更年期は、このバランスが崩れると、食べていても「栄養不足(代謝ダウン)」に陥ります。
更年期ダイエットの「PFC黄金比」
P(タンパク質):20%〜25% 筋肉の材料。更年期は吸収力が落ちているため、意識して「多め」に摂る必要があります。
F(脂質):20%〜25% ホルモンの材料。減らしすぎるとエストロゲンがさらに枯渇します。「魚の脂」を中心に質の良い脂を選びます。
C(炭水化物):50%〜60% ミトコンドリアの燃料。不足すると「飢餓アラート」が出て代謝が止まるため、「抜かずに適量」摂ることが鉄則です。
更年期ダイエットの結論:結局「魚中心の和食」が最強な理由

「何を食べていいか迷う」なら、答えはシンプル。「魚を主役にした和食」に切り替えることです。
カタカナの食事(パン、パスタ、揚げ物)から離れるだけで、更年期の代謝は劇的に変わります。
① 魚は「ビタミンD」と「良質な脂質(F)」の宝庫
更年期に不足しがちなビタミンDを、サプリではなく食事から摂るなら「魚」に勝るものはありません。
耐糖能を助ける:魚のビタミンDが、落ちた糖の処理能力をサポート。
ホルモンの材料:魚の脂(オメガ3)は、更年期に荒れがちな血管を世話し、ホルモンバランスを整えます。
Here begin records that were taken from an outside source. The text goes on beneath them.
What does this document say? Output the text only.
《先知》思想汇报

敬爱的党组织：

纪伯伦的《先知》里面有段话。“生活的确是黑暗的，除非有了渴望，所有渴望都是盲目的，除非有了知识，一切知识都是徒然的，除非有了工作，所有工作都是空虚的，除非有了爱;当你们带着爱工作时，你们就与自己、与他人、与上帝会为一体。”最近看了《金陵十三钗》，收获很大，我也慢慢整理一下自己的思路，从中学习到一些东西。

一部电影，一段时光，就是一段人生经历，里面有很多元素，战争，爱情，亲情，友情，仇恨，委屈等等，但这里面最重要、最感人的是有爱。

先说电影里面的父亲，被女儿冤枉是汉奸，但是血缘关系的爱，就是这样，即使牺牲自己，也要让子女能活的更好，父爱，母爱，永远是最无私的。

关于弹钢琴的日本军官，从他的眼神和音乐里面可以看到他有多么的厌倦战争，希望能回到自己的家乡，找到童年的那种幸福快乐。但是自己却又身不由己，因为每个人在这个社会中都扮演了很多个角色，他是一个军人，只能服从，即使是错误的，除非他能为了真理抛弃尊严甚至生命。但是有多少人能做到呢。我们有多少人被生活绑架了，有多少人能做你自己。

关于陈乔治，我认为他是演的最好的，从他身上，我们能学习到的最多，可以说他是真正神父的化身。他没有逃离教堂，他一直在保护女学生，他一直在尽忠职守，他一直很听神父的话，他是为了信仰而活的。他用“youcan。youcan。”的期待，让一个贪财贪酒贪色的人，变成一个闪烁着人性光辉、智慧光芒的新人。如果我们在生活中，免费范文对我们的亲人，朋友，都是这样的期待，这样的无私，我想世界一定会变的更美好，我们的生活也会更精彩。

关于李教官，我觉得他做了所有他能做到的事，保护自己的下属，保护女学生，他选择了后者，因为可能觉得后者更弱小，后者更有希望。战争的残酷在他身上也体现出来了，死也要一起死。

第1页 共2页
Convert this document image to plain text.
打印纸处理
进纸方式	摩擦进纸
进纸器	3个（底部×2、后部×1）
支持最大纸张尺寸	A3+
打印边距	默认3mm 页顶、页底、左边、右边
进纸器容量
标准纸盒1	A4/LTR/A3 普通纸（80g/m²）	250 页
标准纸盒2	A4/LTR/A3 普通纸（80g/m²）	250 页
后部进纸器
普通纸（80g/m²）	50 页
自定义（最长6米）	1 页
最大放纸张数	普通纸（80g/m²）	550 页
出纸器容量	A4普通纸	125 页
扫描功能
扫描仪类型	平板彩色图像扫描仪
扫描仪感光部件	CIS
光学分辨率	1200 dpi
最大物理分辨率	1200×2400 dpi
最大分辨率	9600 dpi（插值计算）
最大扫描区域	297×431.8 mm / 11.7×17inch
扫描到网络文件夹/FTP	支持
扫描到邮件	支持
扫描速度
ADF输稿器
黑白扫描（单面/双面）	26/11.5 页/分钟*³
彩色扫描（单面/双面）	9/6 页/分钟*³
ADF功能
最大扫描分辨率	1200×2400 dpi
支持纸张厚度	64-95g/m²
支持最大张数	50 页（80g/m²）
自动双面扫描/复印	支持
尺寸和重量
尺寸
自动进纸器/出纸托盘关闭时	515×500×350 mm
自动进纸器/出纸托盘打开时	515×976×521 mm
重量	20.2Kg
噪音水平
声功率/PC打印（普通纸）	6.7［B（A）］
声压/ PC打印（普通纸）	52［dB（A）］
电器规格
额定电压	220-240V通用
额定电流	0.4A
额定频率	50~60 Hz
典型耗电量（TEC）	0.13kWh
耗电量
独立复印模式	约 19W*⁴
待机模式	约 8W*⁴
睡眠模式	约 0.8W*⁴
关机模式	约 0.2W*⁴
脂質(F)を「質の良い魚の脂」で摂るのが、和食の知恵です。
② 和食なら自然と「PFCバランス」が整う
和食の基本である「一汁三菜」は、更年期に必要な栄養素を完璧に網羅しています。
P(タンパク質):焼き魚、納豆、豆腐でしっかり確保。
F(脂質):揚げ物ではなく「蒸す・焼く」調理法で、脂質過剰を防ぐ。
C(炭水化物):粒立ちの良い「ごはん」を食べることで、腹持ちを良くし、飢餓アラート(カロリー不足)を止める。
まとめ:更年期は「食べて燃やす」が最短ルート

「今までと同じなのに太る」「食事を減らしても痩せない」……。
その悩みは、あなたの努力不足ではなく、更年期特有の「エネルギー不足」が引き起こしている現象です。
この記事で、最もお伝えしたかったポイントは以下の3点です。
- 「カロリー不足」を今すぐやめる
- 「魚(ビタミンD)」を食事の主役にする
- 「数値」で安心、栄養で「体質」を変える
更年期は、これまでの「我慢するダイエット」を卒業し、「自分を労わり、材料を満たすダイエット」へ切り替える人生の転換点です。
今日から「魚」を一枚焼き、ごはんをしっかり食べることから始めてみませんか?
そして、消化吸収力が落ちていたり、代謝異常がある方は、ぜひ鍼灸治療を選択肢の1つに入れてみてください。